Новым было и то, что флорентийских каменщиков, готовых на следующее же утро начать забастовку, было так много, что Палата труда не могла их вместить, и они со всех сторон сходились к Монтеривекки. Яркие лучи солнца, заставлявшие сверкать чистым золотом башенку, венчающую купол собора Санта-Мария дель Фьоре, заливали склоны холма. Сначала каменщики устроили что-то вроде переклички, а потом началось обсуждение.
Тот, кому предоставлялось слово, поднимался немного вверх по склону, а остальные слушали, сидя или стоя под тенью буков, заняв все пространство от вершины холма до самого берега Терцолле, которая чуть заметным ручейком спускалась в долину и там вливалась в Муньоне. Зелень укрывала людей от знойных лучей солнца, вокруг было тихо — листок не шелохнется.

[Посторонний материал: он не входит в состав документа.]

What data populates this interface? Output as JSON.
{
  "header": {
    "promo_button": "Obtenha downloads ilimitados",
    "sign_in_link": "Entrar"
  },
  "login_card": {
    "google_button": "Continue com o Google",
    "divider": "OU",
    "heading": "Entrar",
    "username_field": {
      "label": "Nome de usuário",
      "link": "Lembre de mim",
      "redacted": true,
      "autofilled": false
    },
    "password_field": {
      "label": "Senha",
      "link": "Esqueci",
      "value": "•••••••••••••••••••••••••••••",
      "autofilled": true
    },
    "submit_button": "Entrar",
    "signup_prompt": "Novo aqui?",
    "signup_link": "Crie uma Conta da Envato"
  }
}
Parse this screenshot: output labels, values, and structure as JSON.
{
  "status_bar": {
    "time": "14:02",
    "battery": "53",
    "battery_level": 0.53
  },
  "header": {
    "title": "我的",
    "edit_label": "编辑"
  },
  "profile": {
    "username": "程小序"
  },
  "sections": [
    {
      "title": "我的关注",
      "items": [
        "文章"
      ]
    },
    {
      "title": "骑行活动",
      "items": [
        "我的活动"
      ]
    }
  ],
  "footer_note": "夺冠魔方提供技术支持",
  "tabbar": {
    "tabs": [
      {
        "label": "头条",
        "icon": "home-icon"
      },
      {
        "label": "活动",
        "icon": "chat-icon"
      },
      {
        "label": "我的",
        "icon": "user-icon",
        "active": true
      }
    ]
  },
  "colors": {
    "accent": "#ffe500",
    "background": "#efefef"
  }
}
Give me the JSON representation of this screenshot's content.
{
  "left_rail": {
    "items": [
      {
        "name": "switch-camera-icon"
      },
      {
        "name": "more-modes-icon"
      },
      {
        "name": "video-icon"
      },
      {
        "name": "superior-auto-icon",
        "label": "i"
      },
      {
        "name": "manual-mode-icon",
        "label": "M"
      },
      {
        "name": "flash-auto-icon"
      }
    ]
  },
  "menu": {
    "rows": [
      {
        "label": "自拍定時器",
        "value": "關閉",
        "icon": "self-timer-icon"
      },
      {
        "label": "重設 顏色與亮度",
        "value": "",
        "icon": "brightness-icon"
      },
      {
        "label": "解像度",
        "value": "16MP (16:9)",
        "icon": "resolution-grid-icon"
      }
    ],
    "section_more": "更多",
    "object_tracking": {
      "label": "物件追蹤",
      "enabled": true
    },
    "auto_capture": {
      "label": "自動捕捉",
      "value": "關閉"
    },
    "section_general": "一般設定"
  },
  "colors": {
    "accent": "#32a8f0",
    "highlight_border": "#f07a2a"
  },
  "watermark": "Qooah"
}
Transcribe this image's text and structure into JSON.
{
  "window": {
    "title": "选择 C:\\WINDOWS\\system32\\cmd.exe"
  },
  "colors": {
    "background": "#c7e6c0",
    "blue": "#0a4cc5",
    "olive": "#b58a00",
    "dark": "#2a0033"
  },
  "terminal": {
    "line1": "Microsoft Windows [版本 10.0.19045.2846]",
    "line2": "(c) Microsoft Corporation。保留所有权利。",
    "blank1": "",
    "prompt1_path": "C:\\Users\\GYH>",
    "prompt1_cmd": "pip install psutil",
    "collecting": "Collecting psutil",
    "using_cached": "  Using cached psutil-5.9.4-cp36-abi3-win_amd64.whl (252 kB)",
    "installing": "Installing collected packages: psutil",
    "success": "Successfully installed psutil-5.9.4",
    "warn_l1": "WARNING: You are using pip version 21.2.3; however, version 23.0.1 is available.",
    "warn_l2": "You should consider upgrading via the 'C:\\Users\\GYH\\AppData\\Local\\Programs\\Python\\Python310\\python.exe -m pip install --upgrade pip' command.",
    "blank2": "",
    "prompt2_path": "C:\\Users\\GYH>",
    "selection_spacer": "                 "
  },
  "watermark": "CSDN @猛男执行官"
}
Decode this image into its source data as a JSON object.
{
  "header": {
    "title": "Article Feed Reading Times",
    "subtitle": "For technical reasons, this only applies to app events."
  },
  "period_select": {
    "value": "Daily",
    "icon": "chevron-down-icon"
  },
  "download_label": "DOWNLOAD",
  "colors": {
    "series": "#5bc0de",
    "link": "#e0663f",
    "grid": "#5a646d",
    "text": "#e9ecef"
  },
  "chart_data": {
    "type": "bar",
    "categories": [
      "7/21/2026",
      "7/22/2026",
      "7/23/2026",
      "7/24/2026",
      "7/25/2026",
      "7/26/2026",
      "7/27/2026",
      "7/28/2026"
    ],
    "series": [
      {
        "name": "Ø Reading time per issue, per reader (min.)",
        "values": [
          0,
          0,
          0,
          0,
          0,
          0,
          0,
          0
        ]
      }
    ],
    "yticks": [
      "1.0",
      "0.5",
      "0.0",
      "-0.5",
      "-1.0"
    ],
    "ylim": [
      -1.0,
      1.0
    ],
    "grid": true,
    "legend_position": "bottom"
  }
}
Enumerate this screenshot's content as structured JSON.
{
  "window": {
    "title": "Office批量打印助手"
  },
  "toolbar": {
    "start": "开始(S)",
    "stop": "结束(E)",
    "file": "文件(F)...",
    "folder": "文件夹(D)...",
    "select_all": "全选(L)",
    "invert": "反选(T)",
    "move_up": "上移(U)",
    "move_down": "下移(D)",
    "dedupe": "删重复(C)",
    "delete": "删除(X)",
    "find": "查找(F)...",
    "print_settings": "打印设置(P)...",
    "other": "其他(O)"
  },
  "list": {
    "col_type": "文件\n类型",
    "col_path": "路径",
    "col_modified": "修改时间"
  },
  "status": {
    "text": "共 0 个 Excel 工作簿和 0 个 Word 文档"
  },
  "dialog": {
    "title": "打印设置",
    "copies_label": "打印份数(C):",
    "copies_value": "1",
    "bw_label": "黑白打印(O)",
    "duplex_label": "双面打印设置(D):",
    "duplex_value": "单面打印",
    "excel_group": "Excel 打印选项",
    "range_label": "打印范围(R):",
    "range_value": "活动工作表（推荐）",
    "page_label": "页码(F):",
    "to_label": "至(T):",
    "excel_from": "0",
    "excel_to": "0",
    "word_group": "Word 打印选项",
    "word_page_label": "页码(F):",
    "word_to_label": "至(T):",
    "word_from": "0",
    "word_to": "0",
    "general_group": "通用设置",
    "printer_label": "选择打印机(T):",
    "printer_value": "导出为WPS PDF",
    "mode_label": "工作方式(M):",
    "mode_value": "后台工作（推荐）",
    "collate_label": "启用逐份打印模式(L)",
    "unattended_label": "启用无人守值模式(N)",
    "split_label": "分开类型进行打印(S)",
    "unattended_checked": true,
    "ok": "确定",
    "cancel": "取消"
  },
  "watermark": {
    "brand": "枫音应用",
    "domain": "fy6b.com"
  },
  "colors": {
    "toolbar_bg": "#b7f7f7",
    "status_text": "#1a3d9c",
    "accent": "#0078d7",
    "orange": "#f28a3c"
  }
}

Некоторые захватили по бутылке вина, которая обходила всех вкруговую, а потом наполнялась водой из родника у подножия холма. Вода также была хороша, хотя ее не встречали такими шумными возгласами и оказывали ей несколько меньшие почести. Далеко внизу за дорогой, защищенной низкой каменной стенкой, был виден город. Было утро, и собравшиеся не нарушали ни общественного порядка, ни Даже покоя влюбленных пар, потому что в этот час их здесь не было. Ни у полиции, ни у солдат не имелось никаких оснований вмешиваться. Просто каменщики собрались в воскресное утро и обсуждали свои дела, так же как группа семинаристов, расположившихся тоже на лужайке, немножко выше и ведущих беседу о святых отцах, или рекруты, стоявшие бивуаком неподалеку от полигона и вспоминавшие о своих родных городах и селениях, о своем хозяйстве.
Поднимаясь вверх по улице Кареджи, Метелло услышал, как один из солдат обратился к товарищу по-неаполитански. Метелло сказал ему на том же диалекте:
— Ну ползи ты, рак!
А солдатик, с которого пот лил градом, ответил, улыбаясь:
— Хоть и рак, да не дурак! — и тут же спросил: — Земляк, а сигаретки не найдется?